About half of the millions of U.S. workers laid off by the coronavirus pandemic could end up earning more out of work than when they had a job, new analyses of jobless benefits show.

As part of the U.S. recovery effort, the government is sending an extra $600 a week to laid-off workers through the end of July to augment widely varying unemployment payments normally paid jobless workers by each of the 50 states.

On average, the states pay unemployed workers 45% of what they were earning. But with the extra coronavirus payments, the Labor Department says the payments should increase over the coming weeks from the average $377.97 a week that was paid late last year to $978.

While the extra payments will help jobless workers in the short term, the higher pay could end up stalling the U.S. recovery.

Laid-off workers who are earning more out of work will have no immediate monetary incentive to return to work if their employers are able to reopen retail stores, restaurants, factories and other businesses before the end of July.

The government says that half of U.S. workers earned less than $957 a week in the first quarter of 2020, meaning less than half made $50,000 a year.

On the other hand, employers could effectively force workers to return by making job openings for laid-off workers contingent on their return by a certain date, even if it was before the $600-a-week payments expire at the end of July.
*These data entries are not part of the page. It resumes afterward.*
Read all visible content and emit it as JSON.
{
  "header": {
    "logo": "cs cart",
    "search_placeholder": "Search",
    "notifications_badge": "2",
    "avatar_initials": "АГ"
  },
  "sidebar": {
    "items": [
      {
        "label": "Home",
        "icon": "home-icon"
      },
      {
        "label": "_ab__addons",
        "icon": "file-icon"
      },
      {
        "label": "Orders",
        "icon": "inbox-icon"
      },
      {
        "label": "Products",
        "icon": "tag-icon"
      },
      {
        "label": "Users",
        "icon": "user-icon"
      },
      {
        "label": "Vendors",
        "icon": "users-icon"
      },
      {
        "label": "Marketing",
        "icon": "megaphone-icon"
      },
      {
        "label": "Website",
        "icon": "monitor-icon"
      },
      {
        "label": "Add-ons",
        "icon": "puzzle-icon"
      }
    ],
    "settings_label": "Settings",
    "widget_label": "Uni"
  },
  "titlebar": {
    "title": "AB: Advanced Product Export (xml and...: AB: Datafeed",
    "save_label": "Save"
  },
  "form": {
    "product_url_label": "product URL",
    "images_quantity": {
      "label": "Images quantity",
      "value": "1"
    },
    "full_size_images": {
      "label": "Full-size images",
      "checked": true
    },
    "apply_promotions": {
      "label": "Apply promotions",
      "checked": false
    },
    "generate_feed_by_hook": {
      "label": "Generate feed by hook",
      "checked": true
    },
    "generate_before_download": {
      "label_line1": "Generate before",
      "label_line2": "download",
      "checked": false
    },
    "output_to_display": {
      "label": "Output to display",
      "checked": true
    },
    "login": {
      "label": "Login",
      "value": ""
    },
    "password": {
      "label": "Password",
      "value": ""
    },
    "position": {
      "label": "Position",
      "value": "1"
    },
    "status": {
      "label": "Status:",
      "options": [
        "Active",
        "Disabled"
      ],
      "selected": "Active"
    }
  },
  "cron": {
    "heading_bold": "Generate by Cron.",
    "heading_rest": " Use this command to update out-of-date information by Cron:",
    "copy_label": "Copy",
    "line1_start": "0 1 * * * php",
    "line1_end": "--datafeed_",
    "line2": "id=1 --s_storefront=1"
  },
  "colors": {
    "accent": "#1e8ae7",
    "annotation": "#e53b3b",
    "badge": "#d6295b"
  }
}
Workers could ask employers to allow them to remain on furlough through July so they could continue to collect the higher unemployment compensation.

To date, 26 million American workers have been laid off, an unemployment devastation not seen in the U.S. since the Great Depression of the 1930s. Millions more have been added to the unemployment rolls each Thursday over the last five weeks when the government announces its tally from the week before.

Until the pandemic hit the U.S., the jobless rate for the world’s biggest economy had for months been less than 4%. But when the April figure is announced May 8, it is likely to reach well into the teens.